Financial performance
The third quarter of 2012 was characterized by a marked disparity between highly positive trends in development work and promising advances in the field of business development (especially new projects) on the one hand and an unexpectedly poor performance in sales with maintenance and spare parts on the other. Among other factors, the dip in these sales was chiefly attributable to lower capacity utilization rates for systems already placed on the market at end customers (laboratories, blood banks etc.). In recent months, most of STRATEC's partners have placed consistently high numbers of new systems with end customers, in some cases accepting that this would result in lower levels of system capacity utilization. This is because they expect test volumes to recover, a development which would lead capacity utilization levels to rise once again and thus benefit STRATEC's partners in future. In the short term, however, our partners are accepting lower utilization rates to the extent that these enable customer relationships to be upheld. This has resulted in longer system servicing intervals and lower servicing part consumption rates. System sales revenues have continued to develop positively at high levels.
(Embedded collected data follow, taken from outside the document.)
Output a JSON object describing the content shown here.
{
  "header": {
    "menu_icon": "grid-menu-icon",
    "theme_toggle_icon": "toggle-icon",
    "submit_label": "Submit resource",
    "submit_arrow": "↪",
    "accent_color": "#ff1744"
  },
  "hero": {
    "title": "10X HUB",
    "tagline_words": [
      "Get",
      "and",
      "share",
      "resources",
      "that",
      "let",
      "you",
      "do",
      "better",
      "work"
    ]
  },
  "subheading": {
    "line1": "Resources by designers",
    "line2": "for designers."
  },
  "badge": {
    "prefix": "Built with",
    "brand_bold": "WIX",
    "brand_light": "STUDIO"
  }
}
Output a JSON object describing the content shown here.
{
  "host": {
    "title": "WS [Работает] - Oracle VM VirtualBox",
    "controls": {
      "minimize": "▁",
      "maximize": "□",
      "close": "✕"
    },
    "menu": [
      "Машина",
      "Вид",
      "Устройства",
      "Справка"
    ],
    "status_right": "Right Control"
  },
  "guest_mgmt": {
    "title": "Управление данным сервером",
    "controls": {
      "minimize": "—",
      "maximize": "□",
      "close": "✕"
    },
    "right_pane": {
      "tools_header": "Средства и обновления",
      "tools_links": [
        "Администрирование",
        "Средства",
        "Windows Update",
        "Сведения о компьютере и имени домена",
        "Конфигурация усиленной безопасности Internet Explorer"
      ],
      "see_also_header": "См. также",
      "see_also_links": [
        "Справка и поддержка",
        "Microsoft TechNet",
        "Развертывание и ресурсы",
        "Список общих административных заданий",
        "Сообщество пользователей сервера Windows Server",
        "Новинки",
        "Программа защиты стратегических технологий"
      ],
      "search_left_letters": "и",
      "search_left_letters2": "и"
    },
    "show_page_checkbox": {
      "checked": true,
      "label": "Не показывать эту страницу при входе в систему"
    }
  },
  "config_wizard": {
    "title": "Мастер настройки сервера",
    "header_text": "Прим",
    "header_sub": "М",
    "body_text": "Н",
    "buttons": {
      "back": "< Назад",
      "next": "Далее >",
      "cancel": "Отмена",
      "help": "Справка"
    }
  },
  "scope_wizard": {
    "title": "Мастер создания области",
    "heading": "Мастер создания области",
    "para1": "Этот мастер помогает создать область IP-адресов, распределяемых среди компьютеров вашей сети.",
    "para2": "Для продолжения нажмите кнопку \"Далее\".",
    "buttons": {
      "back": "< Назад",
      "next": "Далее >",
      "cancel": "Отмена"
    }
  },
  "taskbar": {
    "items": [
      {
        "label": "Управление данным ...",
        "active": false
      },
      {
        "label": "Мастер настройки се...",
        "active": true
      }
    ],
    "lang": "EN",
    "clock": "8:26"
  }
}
Sales with replacement and maintenance parts, by contrast, have declined both in nominal terms and as a percentage of total sales, thus virtually neutralizing the system sales growth.
Nine-month sales grew by 9.3% to EUR 87.6 million. Adjusted for a one-off income-neutral reclassification of EUR 3.3 million in the first quarter due to the write-down of a development project, sales growth amounted to 5.2%. Compared with the same period in the previous year, sales for the third quarter of 2012 fell by 7.6% from EUR 31.8 million to EUR 29.3 million.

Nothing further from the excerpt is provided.